Ngambil dari Twitternya Arie Kriting


Ernerst cermat dalam hal ini dan mengandaikan jika setiap orang yang kehilangan sosok kemajuan ini. Awalnya tentu banyak orang yang berpikir bahwa kehilangan sinyal akan membuat semua perkara menjadi runyam, urusan sederhana berubah menjadi pelik, apalagi untuk seorang pengacara sekelas Ellen (Ardinia Wirasti) yang sedang menangani kasus perdana di firma yang usianya belum seberapa. 

Namun, nyatanya tidak demikian. Kecewa rasanya bagaimana rasa kesusahan mencari sinyal itu mendadak hilang begitu saja berganti kepasrahan yang gitu saja. Hal sedikit berbeda ditunjukkan oleh Kiara (Auora Ribero), remaja, usia SMA, yang juga seorang selebgram. Susah Sinyal tentu membuatnya meradang. Kiara jadi tidak bisa update stories, tidak bisa dengan leluasa meng-upload video endorsement-nya, pun mengabari dunia maya bahwa dia sedang terlihat bahagia. Semua itu karena, seperti kata Melky (Arie Kriting) dan Yos (Abdur), sinyal di Sumba itu GSM (Geser Sedikit Menghilang). Raut muka Kiara pun tak terbendung, indahnya Sumba tak menghilangkan penyesalan keputusannya untuk liburan bersama Ibunya. 
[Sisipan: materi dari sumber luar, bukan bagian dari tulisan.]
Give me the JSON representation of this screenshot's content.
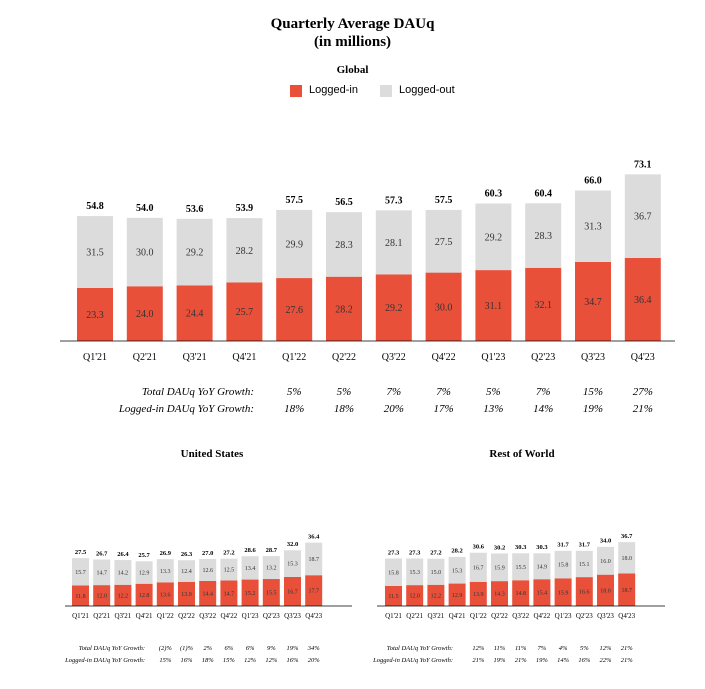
{
  "title_line1": "Quarterly Average DAUq",
  "title_line2": "(in millions)",
  "legend": {
    "logged_in": "Logged-in",
    "logged_out": "Logged-out",
    "logged_in_color": "#e8503a",
    "logged_out_color": "#dcdcdc"
  },
  "chart_data": [
    {
      "type": "bar",
      "stacked": true,
      "title": "Global",
      "categories": [
        "Q1'21",
        "Q2'21",
        "Q3'21",
        "Q4'21",
        "Q1'22",
        "Q2'22",
        "Q3'22",
        "Q4'22",
        "Q1'23",
        "Q2'23",
        "Q3'23",
        "Q4'23"
      ],
      "series": [
        {
          "name": "Logged-in",
          "values": [
            23.3,
            24.0,
            24.4,
            25.7,
            27.6,
            28.2,
            29.2,
            30.0,
            31.1,
            32.1,
            34.7,
            36.4
          ]
        },
        {
          "name": "Logged-out",
          "values": [
            31.5,
            30.0,
            29.2,
            28.2,
            29.9,
            28.3,
            28.1,
            27.5,
            29.2,
            28.3,
            31.3,
            36.7
          ]
        }
      ],
      "totals": [
        54.8,
        54.0,
        53.6,
        53.9,
        57.5,
        56.5,
        57.3,
        57.5,
        60.3,
        60.4,
        66.0,
        73.1
      ],
      "growth_rows": [
        {
          "label": "Total DAUq YoY Growth:",
          "values": [
            "5%",
            "5%",
            "7%",
            "7%",
            "5%",
            "7%",
            "15%",
            "27%"
          ]
        },
        {
          "label": "Logged-in DAUq YoY Growth:",
          "values": [
            "18%",
            "18%",
            "20%",
            "17%",
            "13%",
            "14%",
            "19%",
            "21%"
          ]
        }
      ]
    },
    {
      "type": "bar",
      "stacked": true,
      "title": "United States",
      "categories": [
        "Q1'21",
        "Q2'21",
        "Q3'21",
        "Q4'21",
        "Q1'22",
        "Q2'22",
        "Q3'22",
        "Q4'22",
        "Q1'23",
        "Q2'23",
        "Q3'23",
        "Q4'23"
      ],
      "series": [
        {
          "name": "Logged-in",
          "values": [
            11.8,
            12.0,
            12.2,
            12.8,
            13.6,
            13.9,
            14.4,
            14.7,
            15.2,
            15.5,
            16.7,
            17.7
          ]
        },
        {
          "name": "Logged-out",
          "values": [
            15.7,
            14.7,
            14.2,
            12.9,
            13.3,
            12.4,
            12.6,
            12.5,
            13.4,
            13.2,
            15.3,
            18.7
          ]
        }
      ],
      "totals": [
        27.5,
        26.7,
        26.4,
        25.7,
        26.9,
        26.3,
        27.0,
        27.2,
        28.6,
        28.7,
        32.0,
        36.4
      ],
      "growth_rows": [
        {
          "label": "Total DAUq YoY Growth:",
          "values": [
            "(2)%",
            "(1)%",
            "2%",
            "6%",
            "6%",
            "9%",
            "19%",
            "34%"
          ]
        },
        {
          "label": "Logged-in DAUq YoY Growth:",
          "values": [
            "15%",
            "16%",
            "18%",
            "15%",
            "12%",
            "12%",
            "16%",
            "20%"
          ]
        }
      ]
    },
    {
      "type": "bar",
      "stacked": true,
      "title": "Rest of World",
      "categories": [
        "Q1'21",
        "Q2'21",
        "Q3'21",
        "Q4'21",
        "Q1'22",
        "Q2'22",
        "Q3'22",
        "Q4'22",
        "Q1'23",
        "Q2'23",
        "Q3'23",
        "Q4'23"
      ],
      "series": [
        {
          "name": "Logged-in",
          "values": [
            11.5,
            12.0,
            12.2,
            12.9,
            13.9,
            14.3,
            14.8,
            15.4,
            15.9,
            16.6,
            18.0,
            18.7
          ]
        },
        {
          "name": "Logged-out",
          "values": [
            15.8,
            15.3,
            15.0,
            15.3,
            16.7,
            15.9,
            15.5,
            14.9,
            15.8,
            15.1,
            16.0,
            18.0
          ]
        }
      ],
      "totals": [
        27.3,
        27.3,
        27.2,
        28.2,
        30.6,
        30.2,
        30.3,
        30.3,
        31.7,
        31.7,
        34.0,
        36.7
      ],
      "growth_rows": [
        {
          "label": "Total DAUq YoY Growth:",
          "values": [
            "12%",
            "11%",
            "11%",
            "7%",
            "4%",
            "5%",
            "12%",
            "21%"
          ]
        },
        {
          "label": "Logged-in DAUq YoY Growth:",
          "values": [
            "21%",
            "19%",
            "21%",
            "19%",
            "14%",
            "16%",
            "22%",
            "21%"
          ]
        }
      ]
    }
  ]
}
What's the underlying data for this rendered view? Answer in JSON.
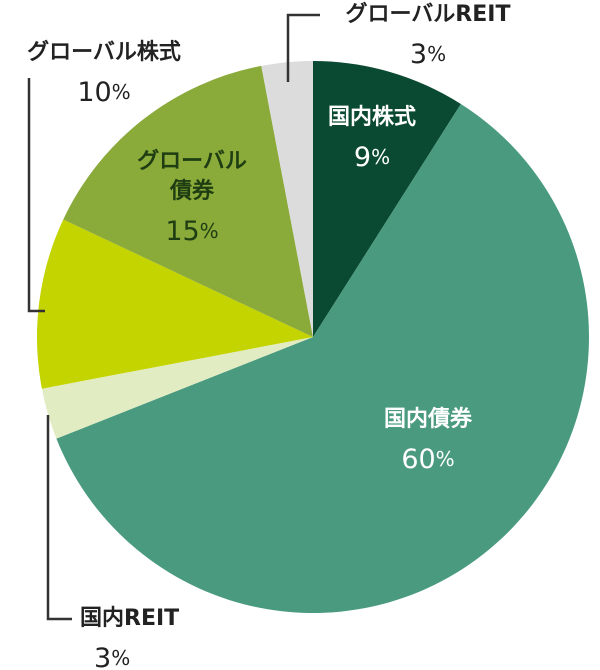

Kalau boleh dikata, sebernarnya cerita Susah Sinyal itu cukup berhenti pada itu. Pada, entahlah, tak sampai separuh waktu film berlangsung. Sisanya? Yah… Mungkin beban berat kesuksesan Cek Toko Sebelah terlalu berat.

Ngambil di twitter. Lupa dari siapa.


Mungkin aku berharap lebih. Mungkin juga jalan cerita di film ini terkesan banyak tembelan di sana-sini agar tetap terasa komedinya itu di sini! 

Yang sangat terlihat adalah ketika Ellen menangani kasus perceraian Cassandra (Gisela) dengan Marco (Gading). Beberapa scene komedi yang menampilkan mereka berdua selalu terkesan terlalu dipaksakan. Sebut saja ketika Gading muncul kali pertama. Saat bersama dengan Hakim (Soleh Solihun). Kalau memang pembelaannya, Marco bukan orang komedi, ya baiklah. Scene komedi yang terlihat begitu nyata dipaksakan adalah ketika Ellen bertanya kepada seorang panitera persidangan perihal sidang yang molor. Panitera yang mungkin selera humornya ala kadarnya terlihat bingung sembari menjawab asal-asalan tentang kasus yang sedang ditangani Ellen. Jawaban asal-asalan ini yang mungkin dimaksudkan adalah sebuah hal lucu, tapi malah menjadi sebuah blunder.
 
Selain scene komedi yang dipaksakan, menurutku ada pula beberapa bagian yang terasa ‘diada-adakan demi mendukung jalannya cerita’. Betul. Itu adalah adegan ketika Kiara mengikuti audisi ajang pencarian bakat. 

Mungkin aku sedikit melewatkan beberapa detik adegan, tapi come on, tiba-tiba anaknya Ernest masuk ruang audisi lalu teriak-teriak nyanyi a la screamo


Namun, walaupun ada beberapa hal minor tersebut. Aku tetap akan acungi jempol pada acting komedi yang dilakukan oleh dua Yos dan Melky, sebagaimana acting komedi Ngatno (Dodit Mulyanto) dan Saodah (Aci Resti).  Mereka-mereka adalah tokoh-tokoh yang tetap menjaga jalur film Susah Sinyal ini agar tetap bernuansa komedi. Di film ini, agaknya Ernest sedikit mendorong Yusril Fahriza yang di film Cek Toko Sebelah berperan sebagai Naryo. Karena, praktis sepanjang film, ia hanya mengucapkan satu dua kalimat saja saat berperan sebagai asissten Cassandra.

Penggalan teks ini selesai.